Буквально на следующий день желтуха у меня исчезла, но отец так и не смог до конца прийти в себя. Ощущение собственной вины прогрызло в его душе огромную дырку, тем более что многочисленные папочкины друзья, в основном члены общества «Рыболов-спортсмен», очень способствовали этому. Они не переставая громогласно удивлялись тому, как на свет мог появиться такой конопатый ребенок, и то и дело кололи нежную душу моего папочки высказываниями типа: «Ну ты даешь, Василий!», «Перестарался, брат!» – и прочей чепухой.
Не знаю, недовольство ли собой или нежелание выслушивать удивленные восклицания окружающих побудили его, но через три года отец сбежал в свое дальнее Подмосковье и постарался вычеркнуть нас с мамой из своей жизни, посылая лишь раз в месяц скромные денежные переводы.
Сколько я себя помню, окружающие всегда тыкали в мою сторону пальцами то удивленно-восторженно, то испуганно, и, где бы я ни появлялась, все взгляды устремлялись в мою сторону. Это всеобщее внимание было тяжким бременем для меня, наказанием, которого я не заслужила, потому что от природы была независимой и серьезной, а также, как и мой драгоценный папочка, хотела только одного – чтобы меня оставили в покое.
Мои внешность и внутреннее содержание находились в непреодолимом противоречии – если снаружи я напоминала яркое, солнечное лето, то внутри у меня вечно царствовала зима, холодная, снежная и бесстрастная, как покрытая снегом равнина.
Такого необычного ребенка, как я, и назвать требовалось как-нибудь особенно. Но мои родители особо долго не думали, ведь бог послал им небольшую подсказку – потому что родилась я двадцать пятого января. Я не стала ни Анжелой, ни Кариной, ни Эвелиной, однако и не получила имени героини пушкинского романа. Родители напряглись и нарекли меня... Танитой. Тем более что где-то на Западе блистала очень модная в то время певица Танита Тикарам. Так совпало, что и фамилия моя являлась производной от моего имени. Танита Танеева – как две холодные белые снежинки, сцепившиеся краешками в ледяном воздухе.

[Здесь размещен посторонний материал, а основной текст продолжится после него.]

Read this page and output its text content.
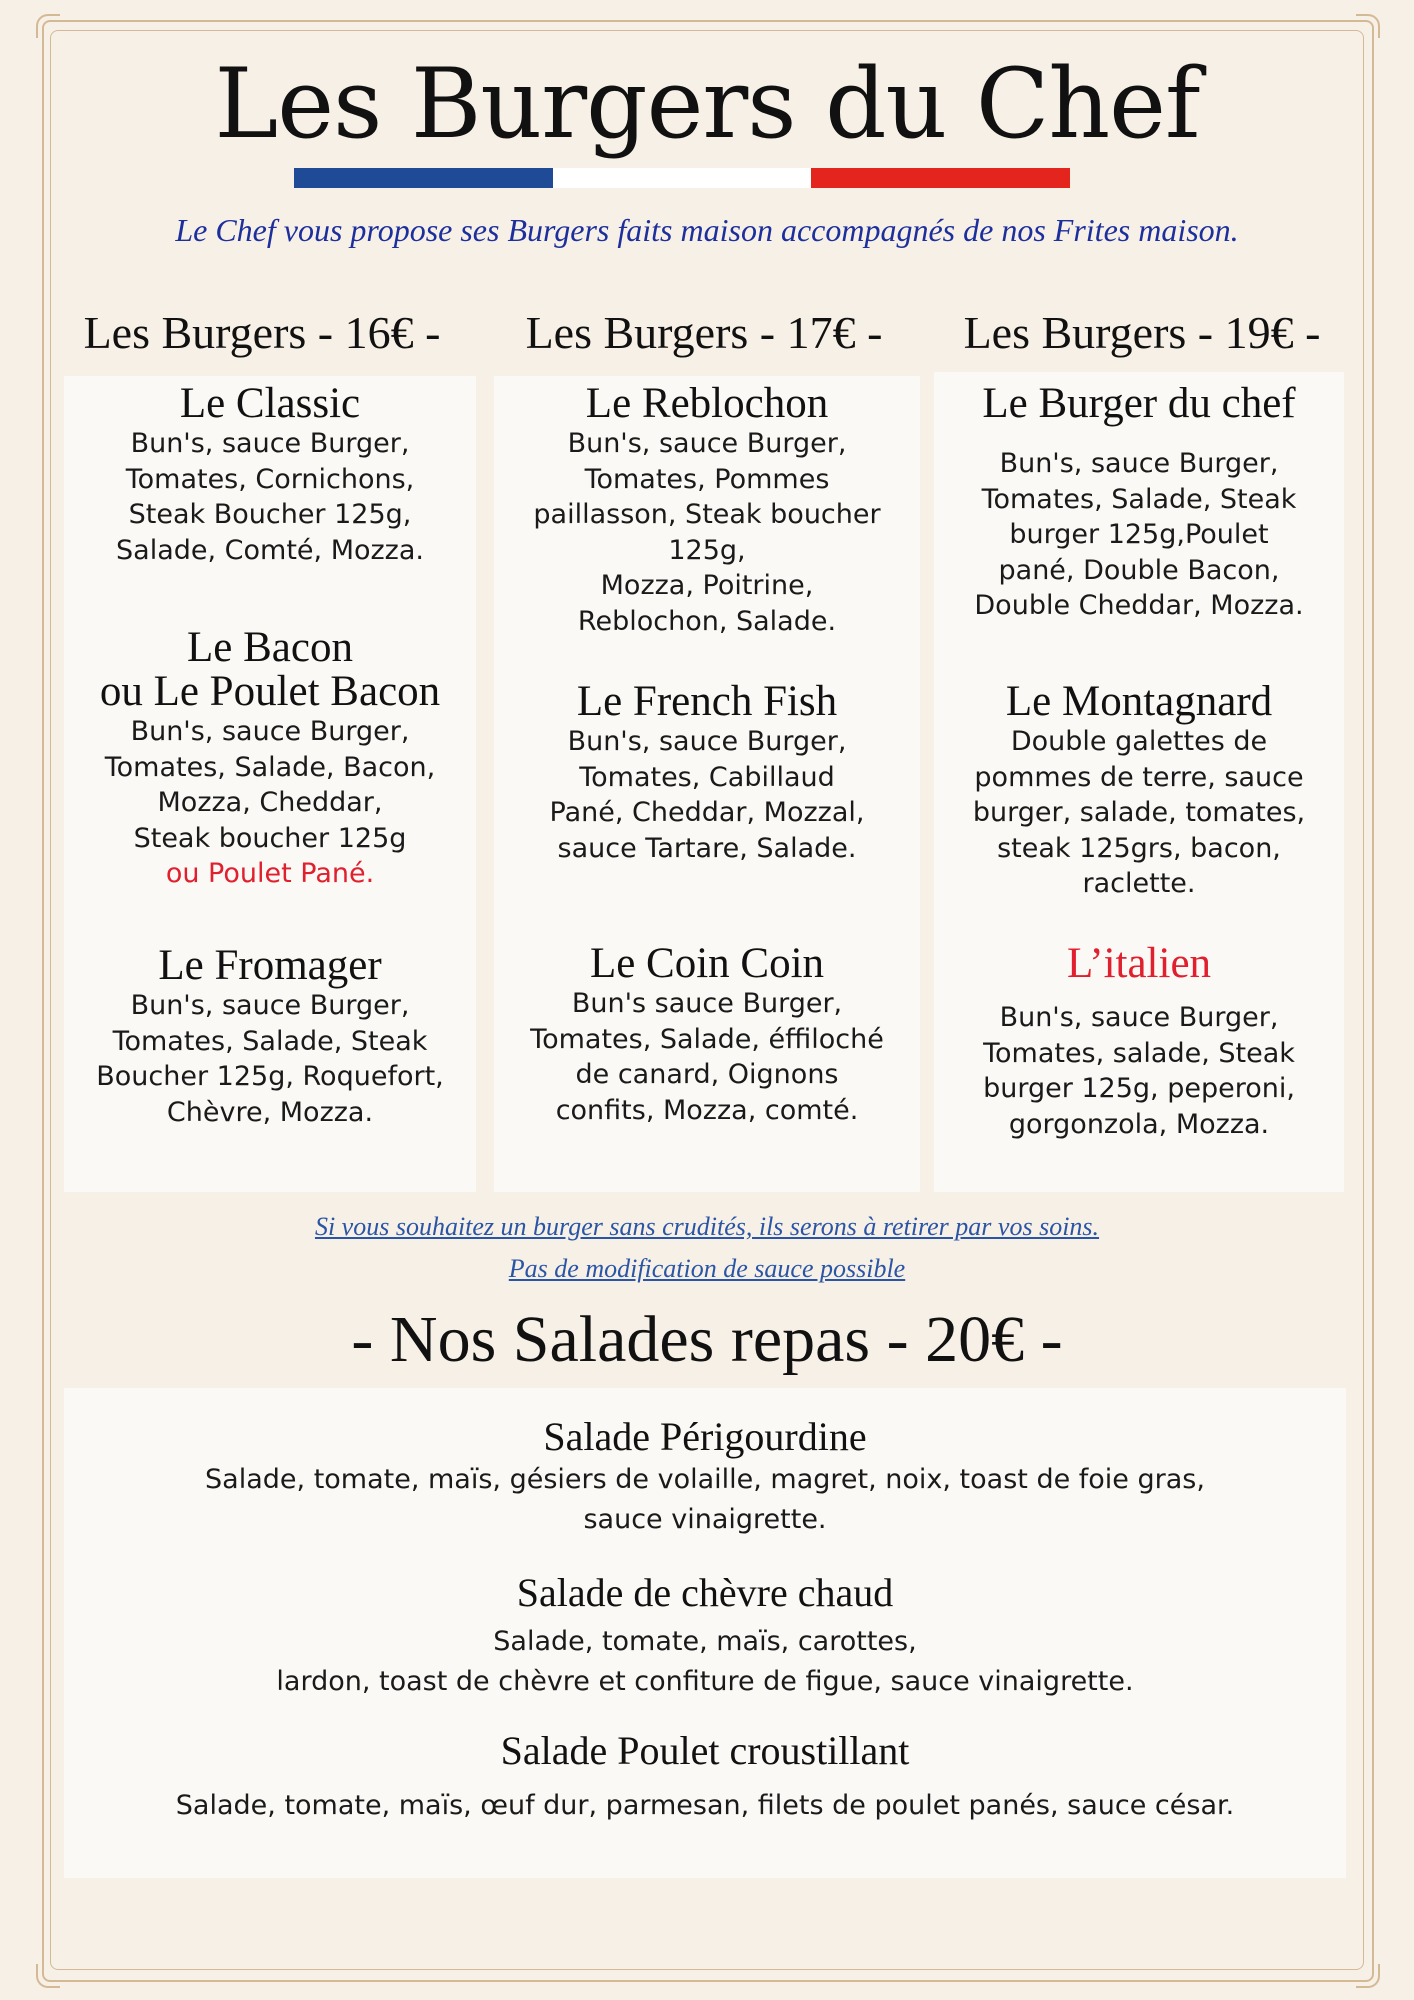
Les Burgers du Chef
Le Chef vous propose ses Burgers faits maison accompagnés de nos Frites maison.
Les Burgers - 16€ -	Les Burgers - 17€ -	Les Burgers - 19€ -
Le Classic

Bun's, sauce Burger,
Tomates, Cornichons,
Steak Boucher 125g,
Salade, Comté, Mozza.

Le Bacon
ou Le Poulet Bacon

Bun's, sauce Burger,
Tomates, Salade, Bacon,
Mozza, Cheddar,
Steak boucher 125g
ou Poulet Pané.

Le Fromager

Bun's, sauce Burger,
Tomates, Salade, Steak
Boucher 125g, Roquefort,
Chèvre, Mozza.

Le Reblochon

Bun's, sauce Burger,
Tomates, Pommes
paillasson, Steak boucher
125g,
Mozza, Poitrine,
Reblochon, Salade.

Le French Fish

Bun's, sauce Burger,
Tomates, Cabillaud
Pané, Cheddar, Mozzal,
sauce Tartare, Salade.

Le Coin Coin

Bun's sauce Burger,
Tomates, Salade, éffiloché
de canard, Oignons
confits, Mozza, comté.

Le Burger du chef

Bun's, sauce Burger,
Tomates, Salade, Steak
burger 125g,Poulet
pané, Double Bacon,
Double Cheddar, Mozza.

Le Montagnard

Double galettes de
pommes de terre, sauce
burger, salade, tomates,
steak 125grs, bacon,
raclette.

L’italien

Bun's, sauce Burger,
Tomates, salade, Steak
burger 125g, peperoni,
gorgonzola, Mozza.

Si vous souhaitez un burger sans crudités, ils serons à retirer par vos soins.
Pas de modification de sauce possible
- Nos Salades repas - 20€ -
Salade Périgourdine

Salade, tomate, maïs, gésiers de volaille, magret, noix, toast de foie gras,
sauce vinaigrette.

Salade de chèvre chaud

Salade, tomate, maïs, carottes,
lardon, toast de chèvre et confiture de figue, sauce vinaigrette.

Salade Poulet croustillant

Salade, tomate, maïs, œuf dur, parmesan, filets de poulet panés, sauce césar.
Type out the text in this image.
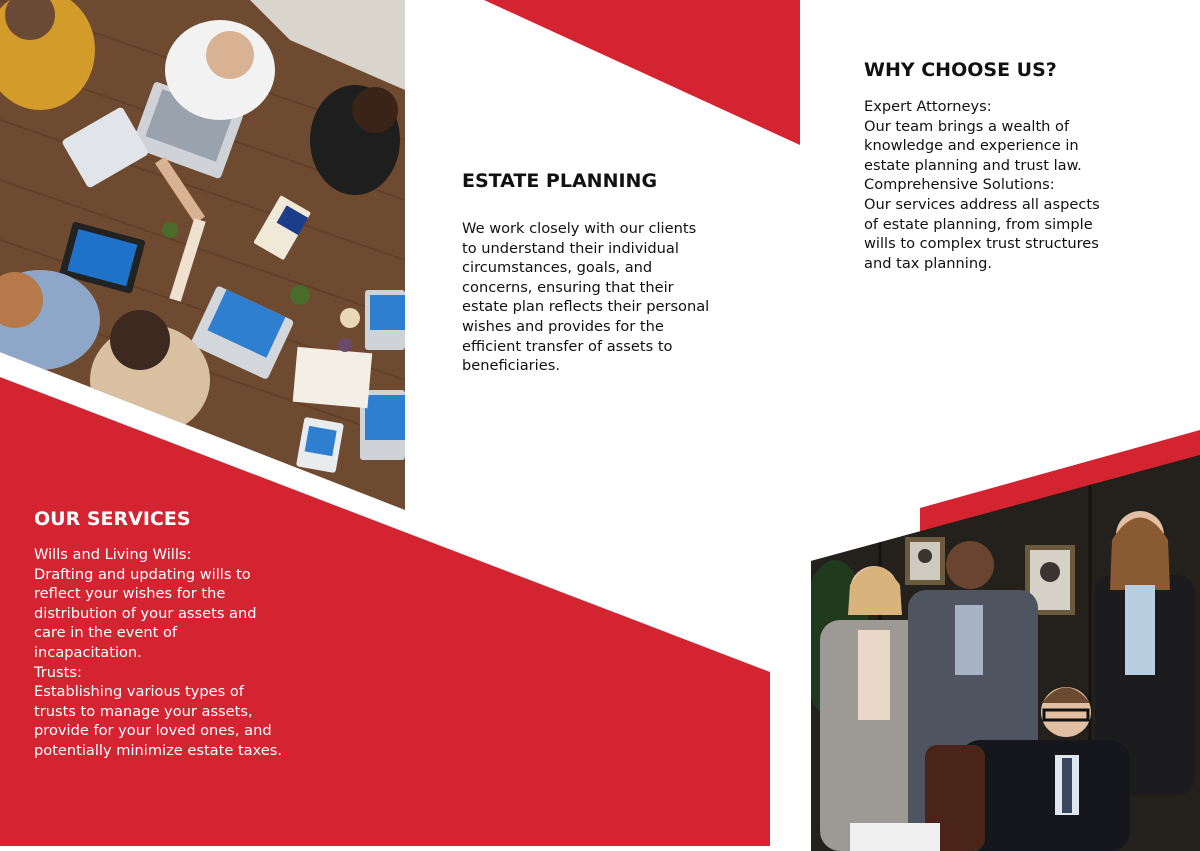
ESTATE PLANNING
We work closely with our clients
to understand their individual
circumstances, goals, and
concerns, ensuring that their
estate plan reflects their personal
wishes and provides for the
efficient transfer of assets to
beneficiaries.
WHY CHOOSE US?
Expert Attorneys:
Our team brings a wealth of
knowledge and experience in
estate planning and trust law.
Comprehensive Solutions:
Our services address all aspects
of estate planning, from simple
wills to complex trust structures
and tax planning.
OUR SERVICES
Wills and Living Wills:
Drafting and updating wills to
reflect your wishes for the
distribution of your assets and
care in the event of
incapacitation.
Trusts:
Establishing various types of
trusts to manage your assets,
provide for your loved ones, and
potentially minimize estate taxes.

Говорят, многие люди – особенно те, у кого воображение хорошо развито, – представляют себе буквы и даже слова в каком-то определенном цвете. Так вот, мое имя белое-белое и ни в коем случае не жемчужное, не бежевое, не молочное, не серебристое. В нем совершенно отсутствует всякая матовость – оно как только что выпавший снег в конце января, в обычный зимний день, когда небо покрыто густыми плотными облаками, сквозь которые не может пробиться ни один лучик солнца.
На детских фотографиях я выгляжу вполне симпатичной – без переднего молочного зуба, напряженно улыбающаяся конопатая мордашка, огромные банты в тощеньких косах. Словом – вполне обычный ребенок.
Меня, конечно, здорово дразнили за мои бесчисленные веснушки. Помнится, однажды на приеме в поликлинике доктор велел показать мне язык. И, как оказалось, вовсе не для того, чтобы осмотреть мое горло.